Marco (nome di fantasia), titolare di un centro ottico, ci ha raccontato di aver cambiato tre gestionali in cinque anni prima di capire che il problema non era il software in sé, ma non aver mai valutato davvero cosa serviva al suo centro ottico. Tre migrazioni di dati, tre periodi di adattamento per tutto il personale, tre volte a ricominciare da capo con la storia dei clienti, generando un costo che non compariva in nessun preventivo iniziale.
Eppure è un errore comprensibile: quando si apre o si gestisce un centro ottico, la priorità è il lavoro con i clienti, non l’analisi dei software. Può capitare di affidarsi con superficialità a chi ti propone qualcosa, accettare la demo, vedere che “sembra funzionare” e andare avanti.
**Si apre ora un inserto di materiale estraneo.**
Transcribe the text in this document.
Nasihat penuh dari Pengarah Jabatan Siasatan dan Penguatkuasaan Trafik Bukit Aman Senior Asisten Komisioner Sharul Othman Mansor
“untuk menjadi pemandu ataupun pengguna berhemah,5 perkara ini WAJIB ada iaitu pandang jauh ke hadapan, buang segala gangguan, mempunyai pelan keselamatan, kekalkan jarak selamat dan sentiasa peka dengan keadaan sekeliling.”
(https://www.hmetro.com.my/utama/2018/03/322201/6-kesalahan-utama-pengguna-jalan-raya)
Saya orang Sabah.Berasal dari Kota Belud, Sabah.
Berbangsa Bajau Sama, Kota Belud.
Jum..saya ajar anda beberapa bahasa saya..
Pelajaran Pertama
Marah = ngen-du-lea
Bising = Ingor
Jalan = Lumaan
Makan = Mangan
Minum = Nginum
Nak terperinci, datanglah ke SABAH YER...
Il problema è che alcuni limiti si vedono solo dopo, quando sei già dentro.
Il prezzo è un criterio, non l’unico.
La domanda giusta non è “Quanto costa?” ma “Cosa sto scegliendo davvero e perché?“
Scegliere un software gestionale per il tuo centro ottico significa scegliere come gestire i dati dei clienti, gli appuntamenti, le comunicazioni, i controlli periodici, magazzino, e soprattutto adempimenti!
Significa decidere se il sistema si aggiorna o rimane fermo, capire se hai uno strumento che cresce con te o uno che ti vincola nel momento in cui vuoi cambiare qualcosa.
Significa anche chiedersi cosa succede quando hai un problema, chi risponde, in quanto tempo, con quale competenza.
Un software a basso costo con un supporto assente può diventare molto costoso nel momento in cui ne hai davvero bisogno.
In Bludata lavoriamo ogni giorno su questi temi e sappiamo che non esiste una soluzione giusta per tutti.
Esiste però una differenza netta tra chi sceglie con criterio e chi sceglie per inerzia.
FOCUS CLOUD, FOCUS CRM, l’app Il Mio Ottico e in generale i software Bludata, nascono proprio per dare ai centri ottici strumenti costruiti su misura, non adattamenti di software generici pensati per altri settori.
Ogni funzione, dalla gestione della scheda cliente alle campagne di recall, dal promemoria del controllo periodico alla comunicazione post-vendita, è stata progettata pensando a come lavora un centro ottico, non a come lavora un negozio qualsiasi.
La scelta tecnologica che fai oggi avrà conseguenze tra uno, due, cinque anni.
Vale la pena fermarsi a farla davvero, magari chiedendo a chi quel contesto lo conosce bene.
Ti lasciamo con una domanda: nell’ultimo anno, quali scelte tecnologiche hai fatto per il tuo centro?
Le hai fatte con criterio o per inerzia?